Contractual recognition of bail-in clauses in English law-governed contracts is now a requirement for finance parties to be aware of, following the end of the Brexit implementation period.
Background to the Bank Recovery and Resolution Directive
After the 2008 recession, the EU was keen to avoid another situation in which the taxpayers of its member states were solely responsible for bailing out the banks. In an attempt to remedy this, the EU legislator adopted the Bank Recovery and Resolution Directive (BRRD). The BRRD gives powers to EEA regulators to write down or convert into equity a failing institution’s liabilities (which their EEA contract counterparties would be bound by).

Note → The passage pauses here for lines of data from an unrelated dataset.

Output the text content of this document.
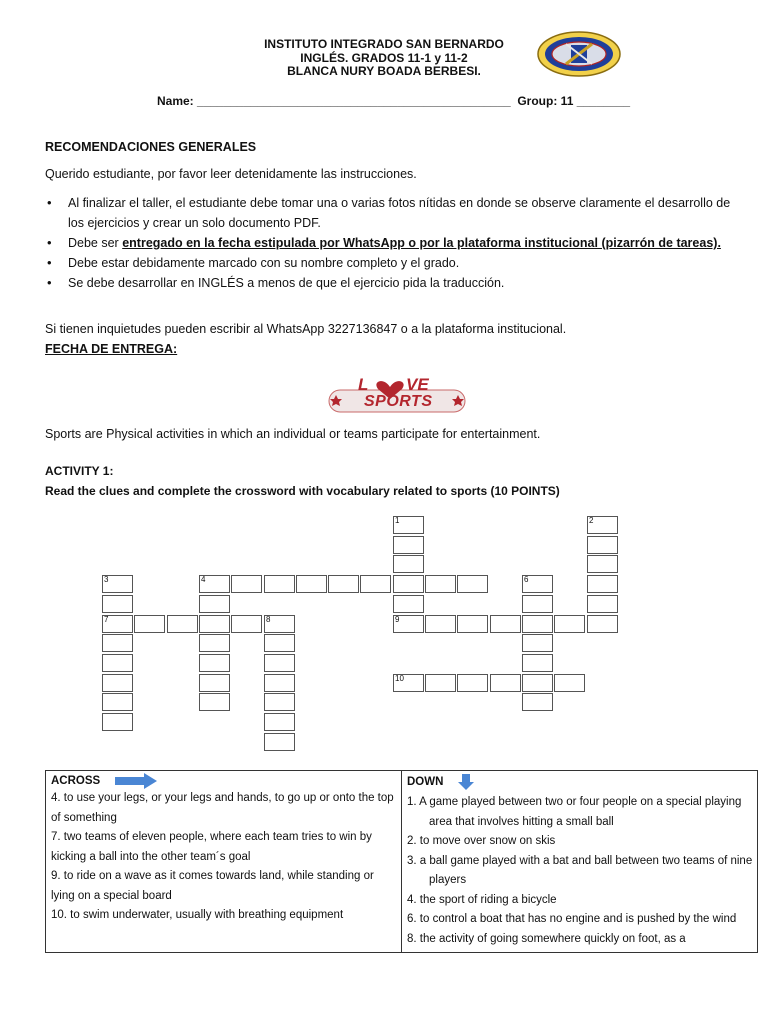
INSTITUTO INTEGRADO SAN BERNARDO
INGLÉS. GRADOS 11-1 y 11-2
BLANCA NURY BOADA BERBESI.
Name: _______________________________________________  Group: 11 ________
RECOMENDACIONES GENERALES
Querido estudiante, por favor leer detenidamente las instrucciones.
• Al finalizar el taller, el estudiante debe tomar una o varias fotos nítidas en donde se observe claramente el desarrollo de los ejercicios y crear un solo documento PDF.
• Debe ser entregado en la fecha estipulada por WhatsApp o por la plataforma institucional (pizarrón de tareas).
• Debe estar debidamente marcado con su nombre completo y el grado.
• Se debe desarrollar en INGLÉS a menos de que el ejercicio pida la traducción.
Si tienen inquietudes pueden escribir al WhatsApp 3227136847 o a la plataforma institucional.
FECHA DE ENTREGA:
L VE
SPORTS
Sports are Physical activities in which an individual or teams participate for entertainment.
ACTIVITY 1:
Read the clues and complete the crossword with vocabulary related to sports (10 POINTS)
1	2
3	4	6
7	8	9
10
ACROSS
4. to use your legs, or your legs and hands, to go up or onto the top of something
7. two teams of eleven people, where each team tries to win by kicking a ball into the other team´s goal
9. to ride on a wave as it comes towards land, while standing or lying on a special board
10. to swim underwater, usually with breathing equipment

DOWN
1. A game played between two or four people on a special playing area that involves hitting a small ball
2. to move over snow on skis
3. a ball game played with a bat and ball between two teams of nine players
4. the sport of riding a bicycle
6. to control a boat that has no engine and is pushed by the wind
8. the activity of going somewhere quickly on foot, as a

This could mean, for example, that any liabilities owed by a bank to its customer or other finance parties under a loan agreement (e.g., if the bank had failed to turn over monies to a security agent where it had achieved an unfair share of recoveries) could be written down/ reduced or the relevant counterparty’s claim could be converted into equity, i.e. the relevant counterparty would become a shareholder of the bank in the amount of that counterparty’s claim (or less, if the regulator had exercised its writing down powers as well as its conversion powers).

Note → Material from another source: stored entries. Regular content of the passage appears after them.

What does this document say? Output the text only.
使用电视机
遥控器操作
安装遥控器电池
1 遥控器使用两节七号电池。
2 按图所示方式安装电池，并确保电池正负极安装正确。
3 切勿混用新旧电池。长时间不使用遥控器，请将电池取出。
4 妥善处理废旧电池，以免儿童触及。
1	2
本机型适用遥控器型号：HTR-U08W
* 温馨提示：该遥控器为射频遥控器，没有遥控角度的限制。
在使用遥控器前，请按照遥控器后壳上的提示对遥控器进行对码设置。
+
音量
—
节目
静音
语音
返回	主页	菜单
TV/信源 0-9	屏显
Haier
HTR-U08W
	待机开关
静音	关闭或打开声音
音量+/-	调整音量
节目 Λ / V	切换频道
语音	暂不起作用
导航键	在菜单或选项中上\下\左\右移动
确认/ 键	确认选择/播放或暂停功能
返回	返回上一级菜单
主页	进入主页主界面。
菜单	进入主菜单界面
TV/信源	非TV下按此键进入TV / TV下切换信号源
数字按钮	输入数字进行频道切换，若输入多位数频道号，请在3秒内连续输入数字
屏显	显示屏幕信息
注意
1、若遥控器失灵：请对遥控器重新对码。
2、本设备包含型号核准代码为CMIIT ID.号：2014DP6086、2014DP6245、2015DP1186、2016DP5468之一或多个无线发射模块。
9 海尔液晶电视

The regulator’s ability to take such action would result in the bank having reduced liabilities and therefore reduce the amount of any bail-out needed from the relevant member state’s Government, and, ultimately, taxpayers.
What are bail-in clauses?
In addition to covering off liabilities owed to EEA counterparties (under EEA law-governed contracts), Article 55 of the BRRD also requires EU member states to implement legislation which obliges banks (and certain other financial institutions) which are incorporated in the relevant jurisdiction to include ‘bail-in’ clauses in contracts which are governed by the laws of a ‘third’ (i.e. non-EEA member state) country.
The bail-in clauses require the relevant contract counterparty to agree to the contractual recognition of bail-in, thereby acknowledging that any liabilities owed by the financial institution to it may be written down or converted into equity.
Financial institutions in EEA member states are only obliged to include bail-in clauses in these third country contracts. Following the end of the Brexit implementation period, the UK is now a third country to EEA member states.
Impact of the end of the Brexit implementation period
English law contracts
Following the completion of the Brexit transition period, the UK has become a ‘third country’ in relation to EU member states. Accordingly, financial institutions in EEA member states are obliged to include a bail-in clause in contracts with UK institutions and companies, if the agreement is governed by English law.
Third country contracts
Likewise, the UK’s bail-in regime (which it adopted in order to achieve compliance with BRRD) has become its own separate regime, and EEA member states have become ‘third countries’ in relation to it. It now requires inclusion of bail-in clauses in contracts governed by the laws of any other country, including those of an EU member state.